Based on the observation that the densities of liquids are higher than gases the expectation was that liquefaction of a given gas would follow application of high pressure. However this turned out not to be the case. For example, Newton showed that application of 2790 atmospheres (\(\equiv 2.8 \times 10^{8} \mathrm{~N} \mathrm{~m}^{-2}\)) did not liquefy air. In 1877 Cailletet and Pictet working independently obtained a mist of oxygen by sudden expansion of gas compressed at 300 atmospheres (\(\equiv 3 \times 10^{7} \mathrm{~N} \mathrm{~m}^{-2}\)) and cooled by \(\mathrm{CO}_{2}(\mathrm{s})\). However in developing the background to this subject we turn attention to the work of Joule.
Experiments by Joule
A gas, chemical substance \(j\), is held in a closed system. The molar thermodynamic energy \(\mathrm{U}_{j}\) is defined by equation (a) where \(\mathrm{V}_{j}\) is the molar volume and \(\mathrm{T}\), the temperature.
\[\mathrm{U}_{\mathrm{j}}=\mathrm{U}_{\mathrm{j}}\left[\mathrm{T}, \mathrm{V}_{\mathrm{j}}\right] \nonumber \]
The complete differential of equation (a) describes the change in \(\mathrm{U}_{\mathrm{j}}, \mathrm{dU}_{\mathrm{j}}\), as a function of temperature and volume.
\[\mathrm{dU}_{\mathrm{j}}=\left(\frac{\partial \mathrm{U}_{\mathrm{j}}}{\partial \mathrm{T}}\right)_{\mathrm{v}} \, \mathrm{dT}+\left(\frac{\partial \mathrm{U}_{\mathrm{j}}}{\partial \mathrm{V}_{\mathrm{j}}}\right)_{\mathrm{T}} \, \mathrm{dV}_{\mathrm{j}} \nonumber \]
The molar isochoric heat capacity \(\mathrm{C}_{\mathrm{Vj}}\) is defined by equation (c).
\[\mathrm{C}_{\mathrm{Vj}}=\left(\frac{\partial \mathrm{U}_{\mathrm{j}}}{\partial \mathrm{T}}\right)_{\mathrm{V}} \nonumber \]

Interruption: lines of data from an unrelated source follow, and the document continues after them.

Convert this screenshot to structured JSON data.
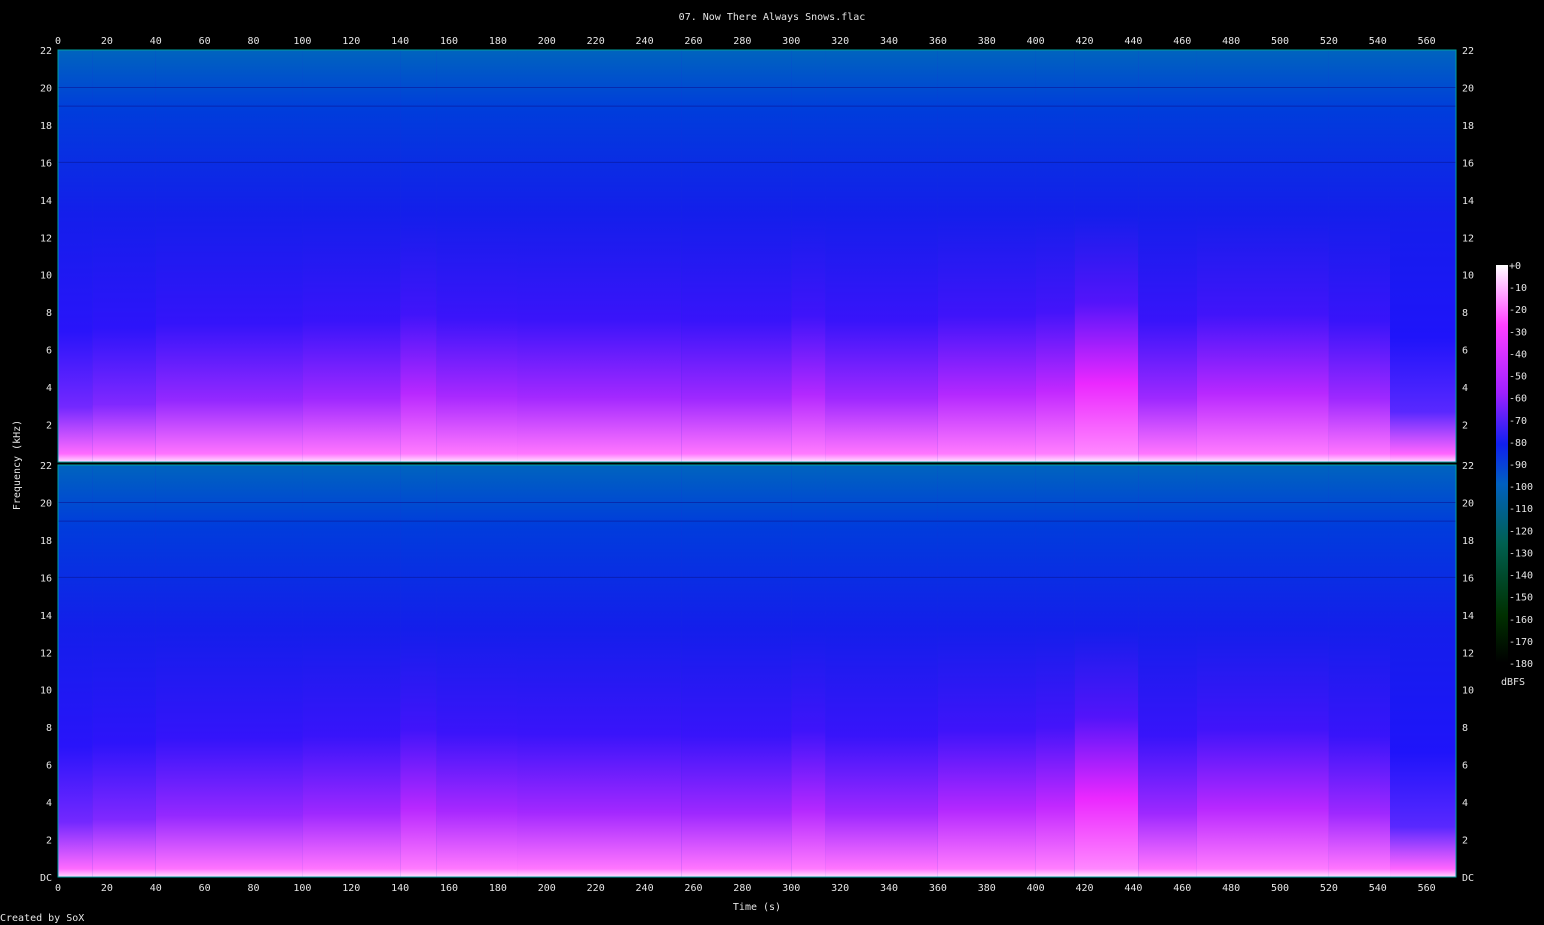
{
  "chart_data": {
    "type": "heatmap",
    "title": "07. Now There Always Snows.flac",
    "xlabel": "Time (s)",
    "ylabel": "Frequency (kHz)",
    "footer": "Created by SoX",
    "colorbar_label": "dBFS",
    "xlim": [
      0,
      572
    ],
    "ylim": [
      0,
      22
    ],
    "x_ticks": [
      "0",
      "20",
      "40",
      "60",
      "80",
      "100",
      "120",
      "140",
      "160",
      "180",
      "200",
      "220",
      "240",
      "260",
      "280",
      "300",
      "320",
      "340",
      "360",
      "380",
      "400",
      "420",
      "440",
      "460",
      "480",
      "500",
      "520",
      "540",
      "560"
    ],
    "y_ticks": [
      "DC",
      "2",
      "4",
      "6",
      "8",
      "10",
      "12",
      "14",
      "16",
      "18",
      "20",
      "22"
    ],
    "colorbar_ticks": [
      "+0",
      "-10",
      "-20",
      "-30",
      "-40",
      "-50",
      "-60",
      "-70",
      "-80",
      "-90",
      "-100",
      "-110",
      "-120",
      "-130",
      "-140",
      "-150",
      "-160",
      "-170",
      "-180"
    ],
    "channels": 2,
    "segments": [
      {
        "start": 0,
        "end": 14,
        "energy": 0.45
      },
      {
        "start": 14,
        "end": 40,
        "energy": 0.5
      },
      {
        "start": 40,
        "end": 100,
        "energy": 0.58
      },
      {
        "start": 100,
        "end": 140,
        "energy": 0.62
      },
      {
        "start": 140,
        "end": 155,
        "energy": 0.72
      },
      {
        "start": 155,
        "end": 188,
        "energy": 0.66
      },
      {
        "start": 188,
        "end": 255,
        "energy": 0.64
      },
      {
        "start": 255,
        "end": 300,
        "energy": 0.62
      },
      {
        "start": 300,
        "end": 314,
        "energy": 0.7
      },
      {
        "start": 314,
        "end": 360,
        "energy": 0.62
      },
      {
        "start": 360,
        "end": 400,
        "energy": 0.7
      },
      {
        "start": 400,
        "end": 416,
        "energy": 0.76
      },
      {
        "start": 416,
        "end": 442,
        "energy": 0.92
      },
      {
        "start": 442,
        "end": 466,
        "energy": 0.62
      },
      {
        "start": 466,
        "end": 520,
        "energy": 0.72
      },
      {
        "start": 520,
        "end": 545,
        "energy": 0.62
      },
      {
        "start": 545,
        "end": 572,
        "energy": 0.35
      }
    ]
  }
}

The first law of thermodynamics relates the change in \(\mathrm{U}_{j}\) to the work done on the system \(\mathrm{w}\) and heat \(\mathrm{q}\) passing from the surroundings into the system. Thus,
\[\mathrm{dU}_{\mathrm{j}}=\mathrm{q}+\mathrm{w} \nonumber \]
Hence,
\[\mathrm{q}=\left(\frac{\partial \mathrm{U}_{\mathrm{j}}}{\partial \mathrm{T}}\right)_{\mathrm{V}} \, \mathrm{dT}+\left(\frac{\partial \mathrm{U}_{\mathrm{j}}}{\partial \mathrm{V}_{\mathrm{j}}}\right)_{\mathrm{T}} \, \mathrm{dV} \mathrm{V}_{\mathrm{j}}-\mathrm{w} \nonumber \]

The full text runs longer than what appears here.